Que ótima política você é, Eadlyn.
(Nesse momento, na minha série imaginária, eu reviro os olhos e bebo todo o resto do vinho da taça).
Outro ponto importante é que as personagens são construídas pobremente. Eles não parecem ter personalidade. Todos tem o mesmo humor, riem da mesma coisa, fazem o mesmo tipo de comentários e piadas, pensam e falam de um jeito parecido. A autora não soube construir personagens interessantes com peculiaridades únicas e isso deixou a narração muito rasa e chata.

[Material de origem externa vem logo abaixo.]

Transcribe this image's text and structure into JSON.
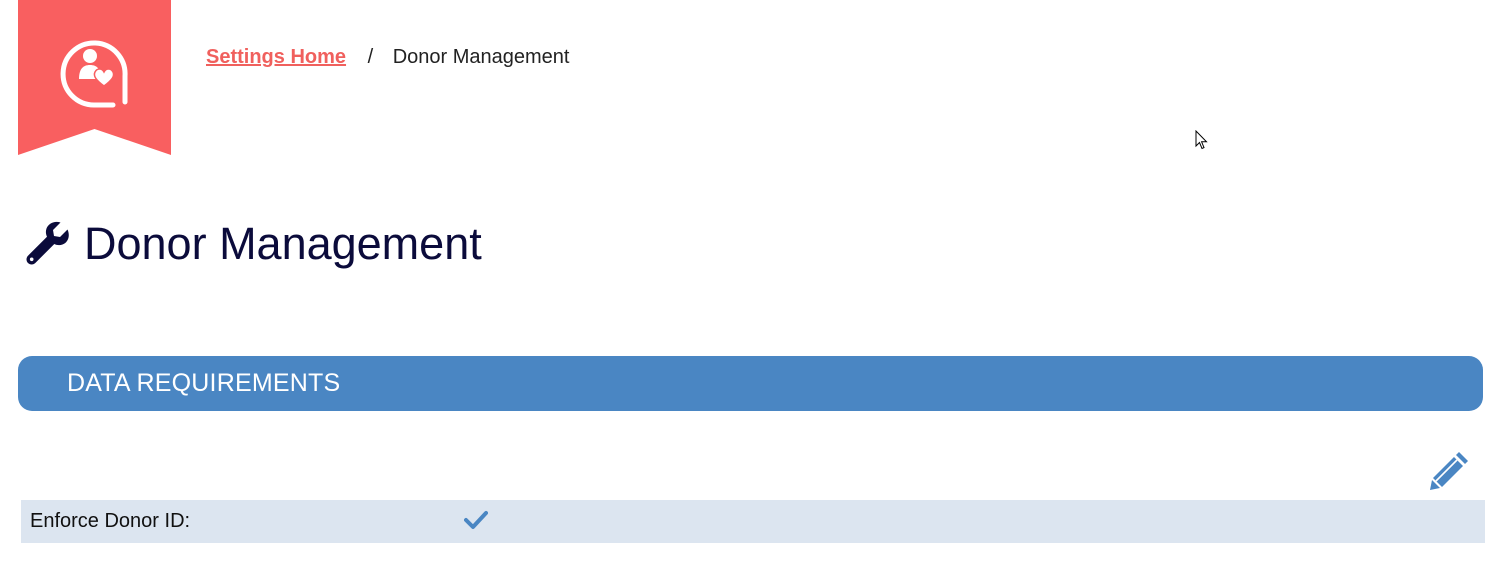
{
  "logo": {
    "icon": "donor-heart-icon",
    "brand_color": "#f95f60"
  },
  "breadcrumb": {
    "home_label": "Settings Home",
    "separator": "/",
    "current": "Donor Management"
  },
  "page": {
    "title": "Donor Management",
    "title_icon": "wrench-icon",
    "title_color": "#0b0b3b"
  },
  "section": {
    "title": "DATA REQUIREMENTS",
    "color": "#4a86c3",
    "edit_icon": "pencil-icon",
    "rows": [
      {
        "label": "Enforce Donor ID:",
        "value": "checked",
        "icon": "checkmark-icon"
      }
    ]
  }
}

Além disso, a estória inteira, em si, é entediante. Parece que não acontece nada interessante o livro inteiro: só a personagem reclamando de estar cansada mesmo sem ter feito porra nenhuma (pardon my french). A narração é supérflua e fútil e, pra ser sincera, tenho certeza que a autora não tinha o que escrever e só ficou enchendo linguiça até o final.
Eu só gostei, realmente, dos último capítulos, e é por isso que dei duas estrelas ao livro, e não uma. O casal final gerou certa discórdia nas redes, mas eu gostei bastante porque não foi previsível (pelo menos isso, né). E também gostei de uma história que o Maxon contou a filha; foi algo inesperado e me deixou emocionada.
Essa leitura me deixou triste por ter, em minha opinião, acabado a série A Seleção tão mal. O livro inteiro foi desnecessário. Cass podia ter terminado no quarto livro mesmo, A Herdeira, porque como eu disse, esse foi só encheção de linguiça.